July 03, 2013 Tehran, Tehran, Iran

Tehran

by Christian , published on November 23, 2013

distance: 40.66km
duration: 10h 44min

Our 30-day-visa for Iran was drawing to an end, so we had to extend it for another month. We had read it would be easy to do this in the tourism-hubs Esfahan and Shiraz, but  hard in Tehran.

Querulent as we are, we did it in Tehran and it took us three days instead of the 2 hours in the other places. But we had a chance to see the Foreign Intelligence Office from inside, where the head officer reminded us very much of Ralph Fiennes as Amon Göth in Schindler's List - a steel-eyed police officer emanating staunch authority, his back so stiff he had to lean sideways on his table to sign papers, in order that he mustn't bend.

Another officer looked like a bulldog, shouting at clients when they bothered him with questions(He appeared to us like another nazi-figure, one of those Sturmabteilung-idiots, aggressive and brainless).

All in all there was a daunting, oppressive atmosphere in this police-office, an atmosphere that makes you adopt the posture of a petitioner and bootlicker, hoping  the authorities would not refuse your petty claims.

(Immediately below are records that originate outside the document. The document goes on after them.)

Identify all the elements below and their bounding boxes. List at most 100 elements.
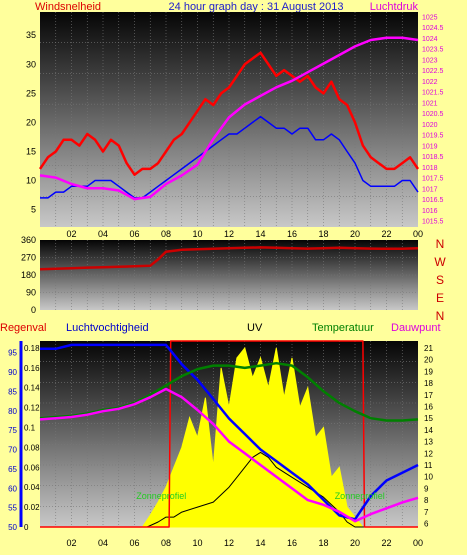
x-tick-label: 12 xyxy=(224,538,234,548)
rain-tick-label: 0.08 xyxy=(24,443,40,452)
multi-x-axis: 02 04 06 08 10 12 14 16 18 20 22 00 xyxy=(66,538,423,548)
pressure-tick-label: 1021.5 xyxy=(422,90,444,97)
compass-label: N xyxy=(436,237,445,251)
temperature-tick-label: 21 xyxy=(424,344,433,353)
pressure-tick-label: 1022 xyxy=(422,79,438,86)
pressure-tick-label: 1023 xyxy=(422,57,438,64)
pressure-tick-label: 1019.5 xyxy=(422,133,444,140)
wind-tick-label: 25 xyxy=(26,88,36,98)
x-tick-label: 10 xyxy=(192,538,202,548)
direction-tick-label: 90 xyxy=(26,288,36,298)
temperature-y-axis: 6 7 8 9 10 11 12 13 14 15 16 17 18 19 20 21 xyxy=(424,344,433,528)
x-tick-label: 16 xyxy=(287,229,297,239)
temperature-tick-label: 11 xyxy=(424,461,433,470)
humidity-tick-label: 95 xyxy=(8,349,17,358)
rain-tick-label: 0.18 xyxy=(24,344,40,353)
x-tick-label: 06 xyxy=(129,229,139,239)
dewpoint-axis-title: Dauwpunt xyxy=(391,322,441,334)
rain-tick-label: 0.04 xyxy=(24,483,40,492)
x-tick-label: 22 xyxy=(381,229,391,239)
pressure-tick-label: 1019 xyxy=(422,143,438,150)
series-pressure xyxy=(39,36,419,201)
direction-tick-label: 0 xyxy=(31,305,36,315)
series-humidity xyxy=(40,343,419,521)
x-tick-label: 12 xyxy=(224,229,234,239)
x-tick-label: 04 xyxy=(98,229,108,239)
humidity-tick-label: 65 xyxy=(8,465,17,474)
series-rain xyxy=(40,340,418,528)
series-gust xyxy=(38,51,420,176)
temperature-tick-label: 19 xyxy=(424,367,433,376)
series-avg xyxy=(40,115,419,199)
pressure-axis-title: Luchtdruk xyxy=(370,1,419,13)
temperature-tick-label: 7 xyxy=(424,508,429,517)
wind-axis-title: Windsnelheid xyxy=(35,1,101,13)
compass-label: E xyxy=(436,291,444,305)
solar-annotations: Zonneprofiel Zonneprofiel xyxy=(136,491,384,501)
pressure-tick-label: 1018.5 xyxy=(422,154,444,161)
temperature-tick-label: 9 xyxy=(424,484,429,493)
humidity-tick-label: 90 xyxy=(8,368,17,377)
x-tick-label: 16 xyxy=(287,538,297,548)
temperature-tick-label: 17 xyxy=(424,391,433,400)
temperature-tick-label: 10 xyxy=(424,473,433,482)
direction-grid xyxy=(40,240,418,310)
wind-tick-label: 35 xyxy=(26,30,36,40)
solar-annotation: Zonneprofiel xyxy=(136,491,186,501)
temperature-tick-label: 13 xyxy=(424,438,433,447)
rain-axis-title: Regenval xyxy=(0,322,46,334)
wind-series xyxy=(38,36,420,201)
rain-tick-label: 0.16 xyxy=(24,364,40,373)
pressure-tick-label: 1017 xyxy=(422,186,438,193)
x-tick-label: 04 xyxy=(98,538,108,548)
temperature-tick-label: 20 xyxy=(424,356,433,365)
x-tick-label: 08 xyxy=(161,229,171,239)
x-tick-label: 06 xyxy=(129,538,139,548)
wind-y-axis: 5 10 15 20 25 30 35 xyxy=(26,30,36,214)
direction-y-axis: 0 90 180 270 360 xyxy=(21,235,36,315)
pressure-tick-label: 1025 xyxy=(422,14,438,21)
pressure-tick-label: 1022.5 xyxy=(422,68,444,75)
series-direction xyxy=(39,246,419,271)
direction-series xyxy=(39,246,419,271)
x-tick-label: 18 xyxy=(318,229,328,239)
pressure-tick-label: 1018 xyxy=(422,165,438,172)
x-tick-label: 10 xyxy=(192,229,202,239)
pressure-y-axis: 1015.5 1016 1016.5 1017 1017.5 1018 1018.5 1019… xyxy=(422,14,444,225)
pressure-tick-label: 1023.5 xyxy=(422,47,444,54)
temperature-tick-label: 18 xyxy=(424,379,433,388)
x-tick-label: 00 xyxy=(413,538,423,548)
wind-tick-label: 30 xyxy=(26,59,36,69)
rain-tick-label: 0.1 xyxy=(24,424,36,433)
humidity-tick-label: 75 xyxy=(8,426,17,435)
compass-label: N xyxy=(436,309,445,323)
x-tick-label: 02 xyxy=(66,229,76,239)
pressure-tick-label: 1024 xyxy=(422,36,438,43)
x-tick-label: 18 xyxy=(318,538,328,548)
humidity-tick-label: 50 xyxy=(8,523,17,532)
x-tick-label: 00 xyxy=(413,229,423,239)
multi-left-axes: 50 55 60 65 70 75 80 85 90 95 0 0.02 0.04 0.06 0.08 0.1… xyxy=(8,341,40,532)
pressure-tick-label: 1020 xyxy=(422,122,438,129)
direction-tick-label: 360 xyxy=(21,235,36,245)
compass-label: S xyxy=(436,273,444,287)
rain-tick-label: 0.06 xyxy=(24,463,40,472)
humidity-tick-label: 70 xyxy=(8,446,17,455)
humidity-tick-label: 80 xyxy=(8,407,17,416)
pressure-tick-label: 1015.5 xyxy=(422,219,444,226)
x-tick-label: 14 xyxy=(255,229,265,239)
pressure-tick-label: 1021 xyxy=(422,100,438,107)
wind-x-axis: 02 04 06 08 10 12 14 16 18 20 22 00 xyxy=(66,229,423,239)
series-dewpoint xyxy=(39,387,419,523)
temperature-tick-label: 12 xyxy=(424,449,433,458)
wind-tick-label: 10 xyxy=(26,176,36,186)
humidity-tick-label: 85 xyxy=(8,387,17,396)
humidity-tick-label: 55 xyxy=(8,504,17,513)
temperature-tick-label: 15 xyxy=(424,414,433,423)
multi-series xyxy=(39,340,419,528)
direction-tick-label: 270 xyxy=(21,253,36,263)
temperature-tick-label: 16 xyxy=(424,403,433,412)
humidity-axis-title: Luchtvochtigheid xyxy=(66,322,149,334)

The first day we went there, Daniela was refused entry by the babyfaced soldiers at the entrance. She was wearing a longsleeve and trousers - not a manteau or chador covering her female forms adequately. I was allowed in and got the necessary forms and information on how the procedure works.

The next day we borrowed a manteau from our warmshowers-host and went there again.

We where happy we where tourists and not one of the poor afghans and turkmens, who queued up in droves seeking asylum. Still we felt a bit uncomfortable when after an hour of waiting, the police-officers asked us to follow them to the 4th floor to a department called SPECIAL SECURITY.

We where asked to sit down in an small office with a man in civilian clothes, chainsmoking cigarettes(What a cliché!).

We where asked some curious questions, where we came from and go to and why in the world we had to extend our visa for another month, wouldn't 15 days be sufficient?

But we insisted, explained we where on a bicycle and Iran was a big country and we really needed another 30 days. He didn't respond to our claim, instead he produced a list with security information we had to read thoroughly - all of it bullshit - how we should always stay in hotels, never talk with strangers, never accept invitations from strangers - and some other naive advice. With a pokerface we dutifully affirmed we would follow all this good advice and signed the paper as we where asked to.

That was the end of the weird interrogation, back on the ground floor the SA-bulldog collected our passports and despite our protest we where asked to come back the next day at 9 o'clock sharp. Duh!

Memorial mural of soldiers that died in the Iran-Iraq war

The Azadi Tower, built in celebration of the 2500th anniversary of the persian empire

As ordered, we where there at exactly 9:00 - and of course waited for 2 hours. After pestering the SA-bulldog, finally Amon Göth called us in his office, our passports lying in front of him on his desk. He apologized for the delay and with a ridiculously momentous posture he put the extension stamp in our passport. When we got out of the thick air in the office, we immediately checked our passports - and really, they had granted us the full additional 30 days we had asked for!

After this long delay and waste of time, we where finally able to apply for our Turkmenistan transit-visa - another exercise in patience and lecture in the bureaucracy of dictatorships. But this went through comparatively smooth, with just 2 visits and a handwritten "letter of intent" on a frayed, dirty piece of paper(Which was just fine for them).

All of this nasty bureaucracy has little to do with the civilians in Tehran - like everywhere in Iran, they where very attentive, helpful and hospitable, going over and above what you would expect as assistance for a foreigner.

On the day we arrived in Tehran, a men we had asked for directions, went as far as driving with his car in front of us for 30 minutes, so we would find the flat of our warmshowers-hosts in the labyrinth of Tehran in the night. When he got us where we wanted to go, he gave us a melon as a present.